Tim Cook’s income, however, including base salary and his annual performance incentive, took a $4 million hit in 2019, thanks to a $4 million cut in performance bonus as Apple struggled to maintain healthy sales growth in the face of stiff competition. Apple’s strong performance recently, following the launch of iPhone 11, could signal a hike in Cook’s performance incentive this year.

$6.6M: Ginni Rometty, CEO, IBM

IBM CEO Ginni Rometty, the only woman in the Big League who will step down in April this year, earned a base salary of $1.6 million in 2019 and also received a $5 million incentive, taking the total to $16.4 million.Her earnings via stock could also exceed the $13 million mark.

During her reign, IBM’s total value went through a nosedive, plummeting by an alarming $57 billion from $176 billion when she wore the crown to $119 billion when she tossed it. There was a method behind the madness though. The legacy tech company went through its noisiest churn under her direction, switching direction from all-hardware offering to a composite of analytics, cloud, mobile, security, AI, blockchain and IoT.

“Much of the decline in revenue has been engineered by us. We restructured the hardware business and it is now less than 10 percent of the company, and we returned that business to profitability,” she said. But with IBM struggling to take its annual revenue beyond the $80 billion mark- once a piece of cake for the IT behemoth- is her $16 million annual income worth its salt? We’ll let you decide.

$3.5M: Michael Dell, CEO, Dell Corporation

Michael Dell’s annual income of $3.5 million as CEO last year included $950,000 as his fixed salary and $2.66 million as non-equity compensation. While he takes home 12x as much as Bezos does in terms of fixed salary, he also owns a big chunk of Dell stock that keeps his net worth on the other side of $30 billion.

Michael Dell’s company lost $25 billion in market cap between 2007 and 2018. The company did bounce back eventually — thanks to a six-year long withdrawal from Wall Street and the $67 billion acquisition of EMC that brought VMWare into the mix. Like IBM, Dell has also restructured its services portfolio by including data center software and cybersecurity, among other things, and CEO Michael Dell has been in the thick of things throughout. His modest base salary and non-equity compensation, though, indicate that he hasn’t really bled his company dry during its toughest phase.

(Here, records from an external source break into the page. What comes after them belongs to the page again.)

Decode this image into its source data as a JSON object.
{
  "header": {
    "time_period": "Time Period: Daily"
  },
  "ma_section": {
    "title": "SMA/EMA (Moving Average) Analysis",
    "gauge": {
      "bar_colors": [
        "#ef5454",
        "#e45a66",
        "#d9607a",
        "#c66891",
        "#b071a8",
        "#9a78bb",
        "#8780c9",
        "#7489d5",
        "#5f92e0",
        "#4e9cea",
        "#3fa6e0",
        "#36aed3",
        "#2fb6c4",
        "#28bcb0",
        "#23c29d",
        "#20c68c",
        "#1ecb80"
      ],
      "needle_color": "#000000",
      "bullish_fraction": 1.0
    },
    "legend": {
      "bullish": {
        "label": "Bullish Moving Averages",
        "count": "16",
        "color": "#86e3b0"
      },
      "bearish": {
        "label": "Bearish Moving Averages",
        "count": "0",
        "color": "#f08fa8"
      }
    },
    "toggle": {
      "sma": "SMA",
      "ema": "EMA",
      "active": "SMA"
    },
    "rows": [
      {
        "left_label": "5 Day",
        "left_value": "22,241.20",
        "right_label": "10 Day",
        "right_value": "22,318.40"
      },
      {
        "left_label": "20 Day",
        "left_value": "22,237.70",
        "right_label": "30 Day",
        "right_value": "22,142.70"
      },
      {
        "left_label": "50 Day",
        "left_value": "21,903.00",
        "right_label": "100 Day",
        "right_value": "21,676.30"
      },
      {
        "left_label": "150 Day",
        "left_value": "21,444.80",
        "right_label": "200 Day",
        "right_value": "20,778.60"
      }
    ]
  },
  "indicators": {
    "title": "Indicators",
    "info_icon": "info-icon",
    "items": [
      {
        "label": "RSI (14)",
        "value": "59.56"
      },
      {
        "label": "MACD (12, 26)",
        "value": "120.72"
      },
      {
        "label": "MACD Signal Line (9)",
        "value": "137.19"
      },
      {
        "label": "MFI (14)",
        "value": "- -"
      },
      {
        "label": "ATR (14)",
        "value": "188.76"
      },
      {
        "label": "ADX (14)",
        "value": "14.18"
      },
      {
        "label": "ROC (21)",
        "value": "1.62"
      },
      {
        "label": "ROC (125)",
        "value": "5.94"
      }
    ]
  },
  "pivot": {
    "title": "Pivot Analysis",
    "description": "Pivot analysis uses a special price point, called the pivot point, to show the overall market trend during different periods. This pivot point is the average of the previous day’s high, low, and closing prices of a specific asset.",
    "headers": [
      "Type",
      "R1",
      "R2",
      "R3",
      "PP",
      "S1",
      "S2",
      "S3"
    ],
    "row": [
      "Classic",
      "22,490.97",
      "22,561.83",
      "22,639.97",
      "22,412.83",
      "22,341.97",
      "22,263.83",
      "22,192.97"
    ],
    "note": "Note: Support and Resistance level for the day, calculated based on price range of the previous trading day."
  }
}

$1.68M: Jeff Bezos, Amazon CEO

While it is strange to see the world’s richest man appear at the bottom of this list, it is because Jeff Bezos has been drawing an annual salary of $81,840 every year since 1998 and receives $1.6 million a year for business travel and security services.

However, he continues to own 16% of Amazon’s present value, and this takes his personal net worth to over $126 billion- making him the richest CEO in the world by some distance. Last year, he continued to remain the world’s richest person even after he relinquished 25% of Amazon stock that he and his former wife MacKenzie Bezos co-owned. He can really get by without a monthly paycheck.